Implementing a pay-for-performance program that was modeled after an incentive initiative in the U.S. resulted in a significant reduction in mortality at 24 hospitals in northwest England, according to a study published Nov. 8 in the New England Journal of Medicine. The U.K. program offered larger bonuses and investments in quality improvements, and these design features may help to explain differences in outcomes.
Between 2003 and 2006, approximately 200 U.S. hospitals participated in the Premier Hospital Quality Incentive Demonstration (HQID), a pay-for-performance demonstration that financially rewarded hospitals for achieving high performance on quality measures for five clinical conditions: heart failure, acute MI, community-acquired pneumonia, CABG and hip and knee replacement. The demonstration showed modest improvements in quality over a two-year period (N Engl J Med 2007;356:486-496).
A follow-up study using long-term data found scant evidence that participation in the pay-for-performance program led to lower 30-day mortality rates. The evaluation of risk-adjusted mortality did not include hip and knee replacement procedures, which had a low mortality rate (N Engl J Med 2012; 366:1606-1615).
Nonetheless, the Centers for Medicare & Medicaid Services (CMS) has initiated a pay-for-performance program that will apply payments withheld through its hospital readmissions reduction program to high performers in a Value-based Purchasing Program. Meanwhile, beginning in 2008 the National Health Service in the U.K. introduced Advancing Quality, a hospital-based pay-for-performance program that is very similar to HQID, in one region in England.
Matt Sutton, PhD, of the Centre for Health Economics at the University in Manchester, and colleagues recognized this as a natural experiment that would allow them to evaluate the effectiveness of the incentive program by comparing the risk-adjusted mortality rates for patients admitted for pneumonia, heart failure or acute MI. They obtained patient data between 2007 and 2010 for 134,435 patients at the 24 hospitals participating in the pay-for-performance initiative as well as 722,139 patients admitted for the conditions at 132 other hospitals in England. The study period spanned 18 months prior to the incentive program and 18 months after its introduction.
The researchers found a significant reduction in mortality, with an absolute reduction of 1.3 percentage points and a relative reduction of 6 percent. The reductions for acute MI and heart failure were more modest than for pneumonia, at 0.6 percentage points each vs. 1.9 percentage points for pneumonia. The authors noted that the Advancing Quality program also provided larger bonuses, and that the funds were invested in internal programs to improve the quality of care rather than accepted as personal income.
“Participating hospitals adopted a range of quality-improvement strategies in response to the program, including the use of specialist nurses and the development of new or improved data-collection systems linked to regular feedback about performance to clinical teams,” Sutton and colleagues wrote. In addition, hospital staff met face to face regularly to review problems as opposed to the use of webinars in the HQID.

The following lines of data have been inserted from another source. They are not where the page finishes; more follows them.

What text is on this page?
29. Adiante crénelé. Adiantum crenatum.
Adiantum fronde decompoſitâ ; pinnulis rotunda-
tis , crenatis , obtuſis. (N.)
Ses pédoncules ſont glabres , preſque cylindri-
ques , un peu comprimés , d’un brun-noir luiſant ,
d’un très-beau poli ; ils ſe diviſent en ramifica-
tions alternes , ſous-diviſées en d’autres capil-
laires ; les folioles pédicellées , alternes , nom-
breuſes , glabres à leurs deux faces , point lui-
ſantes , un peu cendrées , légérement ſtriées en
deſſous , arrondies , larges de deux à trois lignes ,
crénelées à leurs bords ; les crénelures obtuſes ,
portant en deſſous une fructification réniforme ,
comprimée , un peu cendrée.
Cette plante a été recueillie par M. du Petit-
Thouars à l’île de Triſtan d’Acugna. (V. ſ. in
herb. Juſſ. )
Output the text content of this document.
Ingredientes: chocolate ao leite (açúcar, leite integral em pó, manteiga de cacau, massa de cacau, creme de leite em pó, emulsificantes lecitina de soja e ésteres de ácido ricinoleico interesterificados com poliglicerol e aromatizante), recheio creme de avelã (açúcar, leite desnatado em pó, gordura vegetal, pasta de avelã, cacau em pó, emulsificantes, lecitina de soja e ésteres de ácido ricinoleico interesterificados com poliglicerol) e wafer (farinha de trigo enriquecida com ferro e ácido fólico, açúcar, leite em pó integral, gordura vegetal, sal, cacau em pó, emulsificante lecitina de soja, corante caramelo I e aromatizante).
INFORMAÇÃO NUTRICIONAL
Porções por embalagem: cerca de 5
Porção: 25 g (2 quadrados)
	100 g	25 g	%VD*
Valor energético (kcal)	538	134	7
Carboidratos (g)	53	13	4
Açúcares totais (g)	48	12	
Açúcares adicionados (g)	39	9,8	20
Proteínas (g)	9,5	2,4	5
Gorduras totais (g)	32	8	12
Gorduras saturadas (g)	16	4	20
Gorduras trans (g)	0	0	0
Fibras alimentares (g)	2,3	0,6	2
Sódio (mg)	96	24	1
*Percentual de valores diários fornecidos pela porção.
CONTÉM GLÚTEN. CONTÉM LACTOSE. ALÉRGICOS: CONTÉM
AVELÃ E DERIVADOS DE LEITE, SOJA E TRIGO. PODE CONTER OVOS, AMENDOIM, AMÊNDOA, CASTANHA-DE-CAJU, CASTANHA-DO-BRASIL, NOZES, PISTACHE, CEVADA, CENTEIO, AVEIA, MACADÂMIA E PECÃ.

The authors pointed out other design differences, including Advancing Quality’s larger bonuses and a higher probability of achieving benchmarks to receive bonuses.
“[D]etails of the implementation of incentive programs and the context in which they are introduced may have an important bearing on their outcome,” they concluded. “We cannot be certain from these results what caused the reduced mortality associated with the introduction of financial incentives for hospitals in England, but the possibility of a substantial effect of the incentives on mortality cannot be excluded.”
Arnold M. Epstein, MD, of the Harvard School of Public Health in Boston, reiterated that details in the program design are critical in an accompanying editorial. He offered a review of pay for performance in the U.S. and noted that CMS has revised its program since HQID. “Over time, value-based purchasing may indeed help improve the quality of care, but the speed of progress will probably depend on such details,” he wrote.